Fans of Julia Child would love the new film, Julie and Julia, as the director, Nora Ephron, depicted post-WWII Paris in bright, sunny colors and without reference to deprivations, electrical shortages or municipal strikes. While I agree with A.O. Scott, the NYTimes film critic, that the cards were stacked against Amy Adams who plays the young memoirist, Julie Powell—the best scenes had Meryl Streep in it, naturally— Adams gave a fine, credible performance. The director had eliminated the unpleasant parts of Powell’s memoir— the gratuitous cursing and the gossip about her friends’ love and sex lives— giving us a sweeter, cuter, slimmer Amy Adams-embodiment of Ms. Powell. And 21st century New York City is unfairly represented by industrial Queens (which does have some lovely neighborhoods after all), although there was a witty juxtaposition of an American water tower compared to the Eiffel Tower.
Meryl Streep continues to amaze and delight her fans with her ability to work her way into a character. With the aid of cleverly placed camera angles, carpentry (Child’s size-12 feet do not fit on a French bed), a wig (?), and heels, she gives a convincing portrayal of a cultural icon, whom Americans of a certain age remember and love.
The husbands, played by Stanley Tucci (his best role yet!) and Chris Messina, were lovingly supportive, except for one made-up scene in which Eric Powell spitefully spikes his bowl of boeuf bourguignon with salt, then storms out of their apartment after she’s devastated by the last-minute no-show appearance by the renown Child-editor, Judith Jones. My husband wonders, how supportive a spouse is he, when he lets down his wife when she’s vulnerable?
One of the funniest lines does not come from Child’s memoir: having failed her examination for a diploma from the Le Cordon Bleu, Child informs the director that she intends to teach French cooking to the American people. The haughty and spiteful director retorts: you cannot cook, you would never be able to cook, but your American audience would never know the difference. In actuality, Child did flunk the exam, but only because it asked about housewifely dishes that Child had ignored in her quest to become a real, professional cook. After many appeals, including a faked reference to the disappointment of the American ambassador, Child won another chance to demonstrate her by-then formidable skills and she passed with flying colors. By the time she met her future collaborators, she had become a certified graduate of an authentic French institution.

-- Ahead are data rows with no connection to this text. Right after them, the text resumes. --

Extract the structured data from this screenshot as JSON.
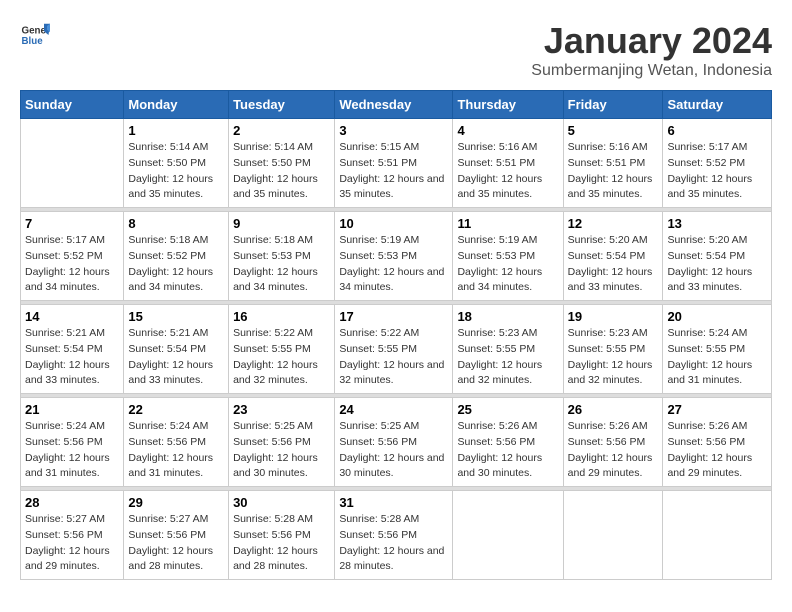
{
  "header": {
    "logo": {
      "general": "General",
      "blue": "Blue"
    },
    "title": "January 2024",
    "subtitle": "Sumbermanjing Wetan, Indonesia"
  },
  "weekdays": [
    "Sunday",
    "Monday",
    "Tuesday",
    "Wednesday",
    "Thursday",
    "Friday",
    "Saturday"
  ],
  "weeks": [
    [
      {
        "day": "",
        "sunrise": "",
        "sunset": "",
        "daylight": ""
      },
      {
        "day": "1",
        "sunrise": "Sunrise: 5:14 AM",
        "sunset": "Sunset: 5:50 PM",
        "daylight": "Daylight: 12 hours and 35 minutes."
      },
      {
        "day": "2",
        "sunrise": "Sunrise: 5:14 AM",
        "sunset": "Sunset: 5:50 PM",
        "daylight": "Daylight: 12 hours and 35 minutes."
      },
      {
        "day": "3",
        "sunrise": "Sunrise: 5:15 AM",
        "sunset": "Sunset: 5:51 PM",
        "daylight": "Daylight: 12 hours and 35 minutes."
      },
      {
        "day": "4",
        "sunrise": "Sunrise: 5:16 AM",
        "sunset": "Sunset: 5:51 PM",
        "daylight": "Daylight: 12 hours and 35 minutes."
      },
      {
        "day": "5",
        "sunrise": "Sunrise: 5:16 AM",
        "sunset": "Sunset: 5:51 PM",
        "daylight": "Daylight: 12 hours and 35 minutes."
      },
      {
        "day": "6",
        "sunrise": "Sunrise: 5:17 AM",
        "sunset": "Sunset: 5:52 PM",
        "daylight": "Daylight: 12 hours and 35 minutes."
      }
    ],
    [
      {
        "day": "7",
        "sunrise": "Sunrise: 5:17 AM",
        "sunset": "Sunset: 5:52 PM",
        "daylight": "Daylight: 12 hours and 34 minutes."
      },
      {
        "day": "8",
        "sunrise": "Sunrise: 5:18 AM",
        "sunset": "Sunset: 5:52 PM",
        "daylight": "Daylight: 12 hours and 34 minutes."
      },
      {
        "day": "9",
        "sunrise": "Sunrise: 5:18 AM",
        "sunset": "Sunset: 5:53 PM",
        "daylight": "Daylight: 12 hours and 34 minutes."
      },
      {
        "day": "10",
        "sunrise": "Sunrise: 5:19 AM",
        "sunset": "Sunset: 5:53 PM",
        "daylight": "Daylight: 12 hours and 34 minutes."
      },
      {
        "day": "11",
        "sunrise": "Sunrise: 5:19 AM",
        "sunset": "Sunset: 5:53 PM",
        "daylight": "Daylight: 12 hours and 34 minutes."
      },
      {
        "day": "12",
        "sunrise": "Sunrise: 5:20 AM",
        "sunset": "Sunset: 5:54 PM",
        "daylight": "Daylight: 12 hours and 33 minutes."
      },
      {
        "day": "13",
        "sunrise": "Sunrise: 5:20 AM",
        "sunset": "Sunset: 5:54 PM",
        "daylight": "Daylight: 12 hours and 33 minutes."
      }
    ],
    [
      {
        "day": "14",
        "sunrise": "Sunrise: 5:21 AM",
        "sunset": "Sunset: 5:54 PM",
        "daylight": "Daylight: 12 hours and 33 minutes."
      },
      {
        "day": "15",
        "sunrise": "Sunrise: 5:21 AM",
        "sunset": "Sunset: 5:54 PM",
        "daylight": "Daylight: 12 hours and 33 minutes."
      },
      {
        "day": "16",
        "sunrise": "Sunrise: 5:22 AM",
        "sunset": "Sunset: 5:55 PM",
        "daylight": "Daylight: 12 hours and 32 minutes."
      },
      {
        "day": "17",
        "sunrise": "Sunrise: 5:22 AM",
        "sunset": "Sunset: 5:55 PM",
        "daylight": "Daylight: 12 hours and 32 minutes."
      },
      {
        "day": "18",
        "sunrise": "Sunrise: 5:23 AM",
        "sunset": "Sunset: 5:55 PM",
        "daylight": "Daylight: 12 hours and 32 minutes."
      },
      {
        "day": "19",
        "sunrise": "Sunrise: 5:23 AM",
        "sunset": "Sunset: 5:55 PM",
        "daylight": "Daylight: 12 hours and 32 minutes."
      },
      {
        "day": "20",
        "sunrise": "Sunrise: 5:24 AM",
        "sunset": "Sunset: 5:55 PM",
        "daylight": "Daylight: 12 hours and 31 minutes."
      }
    ],
    [
      {
        "day": "21",
        "sunrise": "Sunrise: 5:24 AM",
        "sunset": "Sunset: 5:56 PM",
        "daylight": "Daylight: 12 hours and 31 minutes."
      },
      {
        "day": "22",
        "sunrise": "Sunrise: 5:24 AM",
        "sunset": "Sunset: 5:56 PM",
        "daylight": "Daylight: 12 hours and 31 minutes."
      },
      {
        "day": "23",
        "sunrise": "Sunrise: 5:25 AM",
        "sunset": "Sunset: 5:56 PM",
        "daylight": "Daylight: 12 hours and 30 minutes."
      },
      {
        "day": "24",
        "sunrise": "Sunrise: 5:25 AM",
        "sunset": "Sunset: 5:56 PM",
        "daylight": "Daylight: 12 hours and 30 minutes."
      },
      {
        "day": "25",
        "sunrise": "Sunrise: 5:26 AM",
        "sunset": "Sunset: 5:56 PM",
        "daylight": "Daylight: 12 hours and 30 minutes."
      },
      {
        "day": "26",
        "sunrise": "Sunrise: 5:26 AM",
        "sunset": "Sunset: 5:56 PM",
        "daylight": "Daylight: 12 hours and 29 minutes."
      },
      {
        "day": "27",
        "sunrise": "Sunrise: 5:26 AM",
        "sunset": "Sunset: 5:56 PM",
        "daylight": "Daylight: 12 hours and 29 minutes."
      }
    ],
    [
      {
        "day": "28",
        "sunrise": "Sunrise: 5:27 AM",
        "sunset": "Sunset: 5:56 PM",
        "daylight": "Daylight: 12 hours and 29 minutes."
      },
      {
        "day": "29",
        "sunrise": "Sunrise: 5:27 AM",
        "sunset": "Sunset: 5:56 PM",
        "daylight": "Daylight: 12 hours and 28 minutes."
      },
      {
        "day": "30",
        "sunrise": "Sunrise: 5:28 AM",
        "sunset": "Sunset: 5:56 PM",
        "daylight": "Daylight: 12 hours and 28 minutes."
      },
      {
        "day": "31",
        "sunrise": "Sunrise: 5:28 AM",
        "sunset": "Sunset: 5:56 PM",
        "daylight": "Daylight: 12 hours and 28 minutes."
      },
      {
        "day": "",
        "sunrise": "",
        "sunset": "",
        "daylight": ""
      },
      {
        "day": "",
        "sunrise": "",
        "sunset": "",
        "daylight": ""
      },
      {
        "day": "",
        "sunrise": "",
        "sunset": "",
        "daylight": ""
      }
    ]
  ]
}
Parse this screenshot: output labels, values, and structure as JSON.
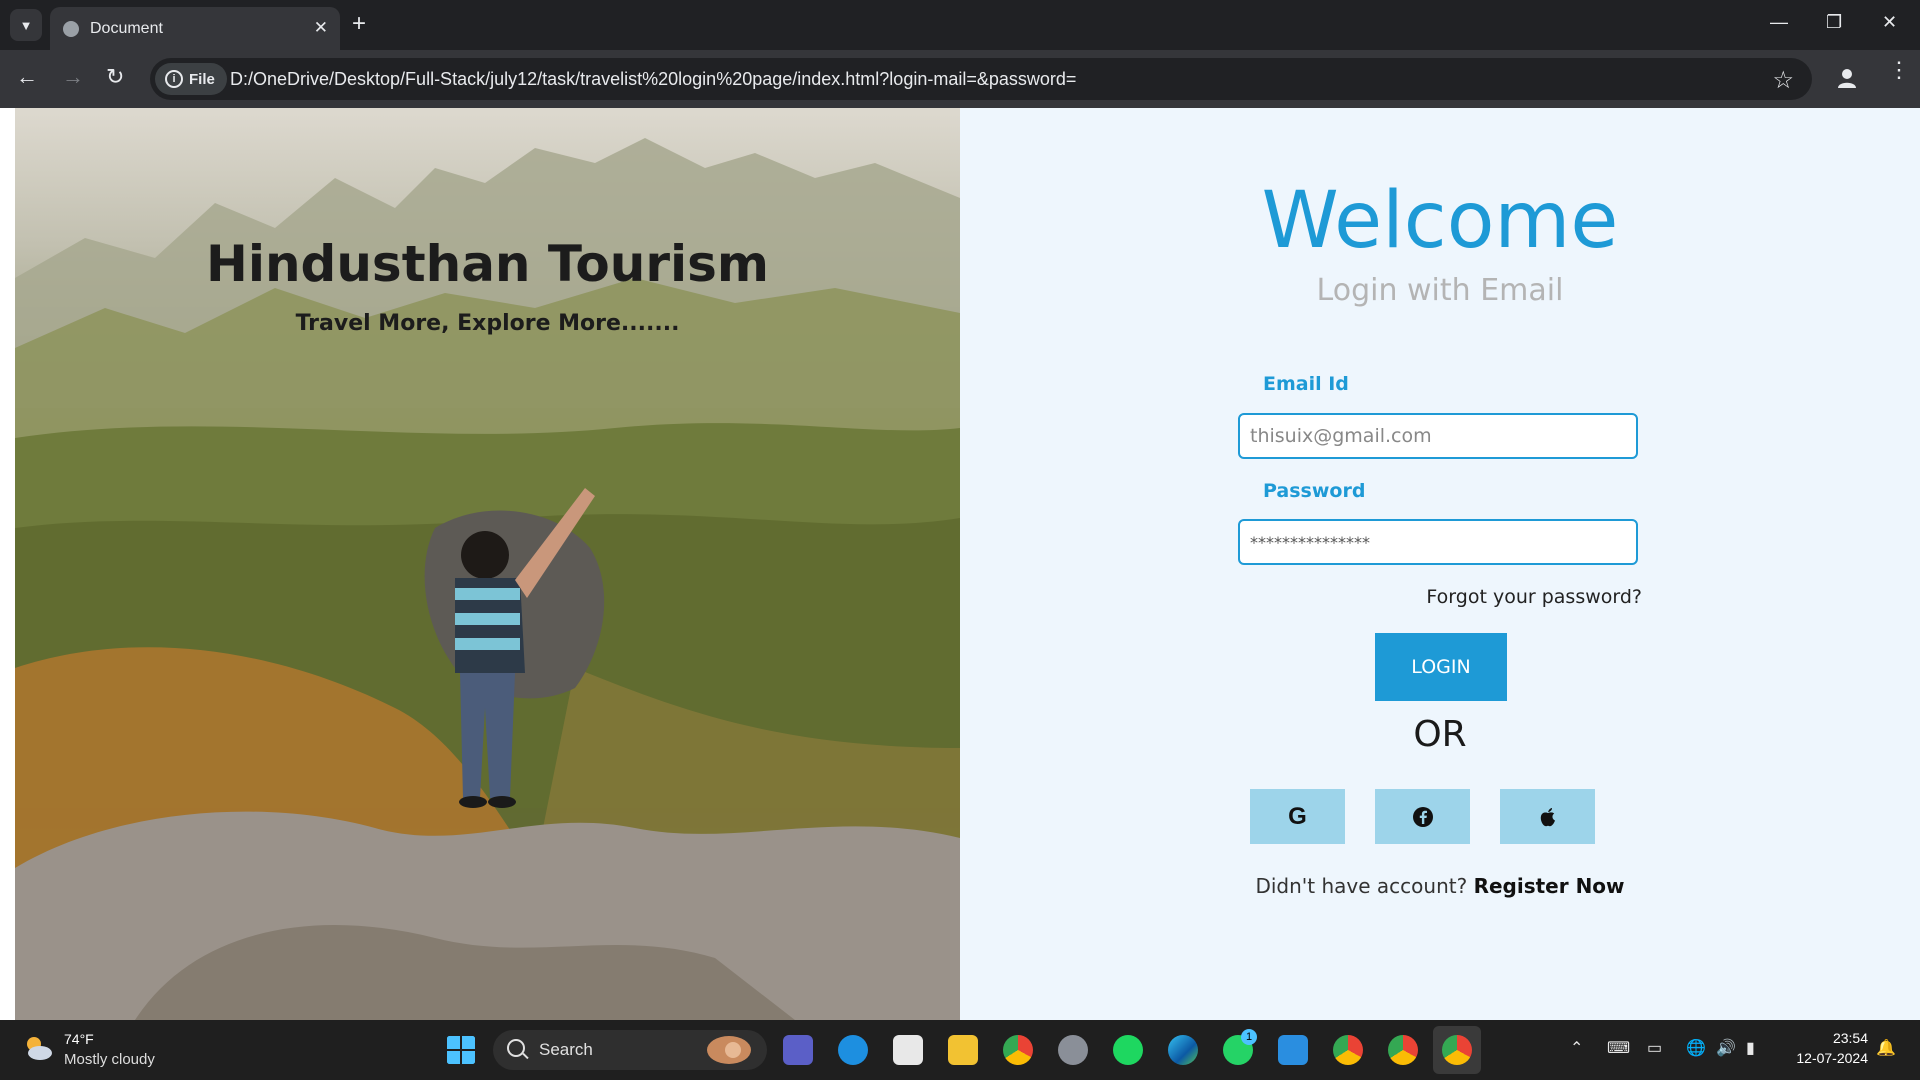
{
  "browser": {
    "tab_title": "Document",
    "url_chip": "File",
    "url": "D:/OneDrive/Desktop/Full-Stack/july12/task/travelist%20login%20page/index.html?login-mail=&password="
  },
  "hero": {
    "title": "Hindusthan Tourism",
    "subtitle": "Travel More, Explore More......."
  },
  "login": {
    "welcome": "Welcome",
    "subtitle": "Login with Email",
    "email_label": "Email Id",
    "email_placeholder": "thisuix@gmail.com",
    "password_label": "Password",
    "password_placeholder": "***************",
    "forgot": "Forgot your password?",
    "login_button": "LOGIN",
    "or": "OR",
    "social": [
      {
        "icon": "google-icon",
        "glyph": "G"
      },
      {
        "icon": "facebook-icon",
        "glyph": "f"
      },
      {
        "icon": "apple-icon",
        "glyph": ""
      }
    ],
    "register_prompt": "Didn't have account?",
    "register_link": "Register Now"
  },
  "taskbar": {
    "weather_temp": "74°F",
    "weather_condition": "Mostly cloudy",
    "search_label": "Search",
    "clock_time": "23:54",
    "clock_date": "12-07-2024",
    "whatsapp_badge": "1"
  },
  "colors": {
    "accent": "#1e9ad6",
    "social_button": "#9dd4ea",
    "panel_bg": "#eef6fd"
  }
}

One of the most poignant scenes did not dwell fully on the full text of Child’s memoir: after Julia and her sister, Dorothy, had gotten dressed in their best dresses, chicest hats and spiffiest shoes (in sizes hard to find in Paris), they regard their reflections and declaim: nice but not nice enough (for the French). The film also made much more of the Childs’ childlessness than Julia ever displayed in her memoir, although she did dote on her nieces and nephews. Her memoir was written with the help of her grand-nephew.
My father-in-law asked if the film left us hungry and I replied that it wasn’t food we would eat anyway— meat and seafood prepared in butter and cream sauces. No one cooks much in the classic French way anymore, not even the French.
I’d predicted that there wouldn’t be anyone under age 30 at the film and I wasn’t wrong, but we were both surprised by the number of very old patrons, including several in walkers and wheelchairs. I guess these are the fans of Julia Child, who’d had taught them to appreciate French food.
The cinema we’d visited had been rescued from demolition and restored as an art institute. It houses a coffee shop that touts its organic, local, and sustainable food, with 80% sourced from within 20 miles around. My husband scoffed at this, as coffee and tea are not grown here in the Middle Atlantic states, but I said that they’re not counting beverages in their claim.
The sad truth is that Julie Powell never met her spiritual mentor, who died in 2004 at the age of 91. In both her memoir as well as the film, a reporter calls for an interview, relaying the news that Child regards her blog as “disrespectful and not serious.” I do not believe this could be fully accurate. In an interview with Terry Gross, Child was asked if she knew that Dan Aykroyd had made a skit about her– a crude and bloody one– for Saturday Night Live and Child chuckled and commented, yes and I have a tape of it. Julia Child loved life and food and good humor, so I do not believe it is possible that she could be mean to an acolyte. I bet she had not read Powell’s blog and did not realize the extent of Powell’s idolization. True, one year cooking and blogging does not compare to eight years of recipe testing and writing– not to mention the years before, in learning French and cooking– but Powell had anointed Julia Child as her lodestar and spiritual guide to what is right and good and just about life, love, and food. We should all have such a mentor.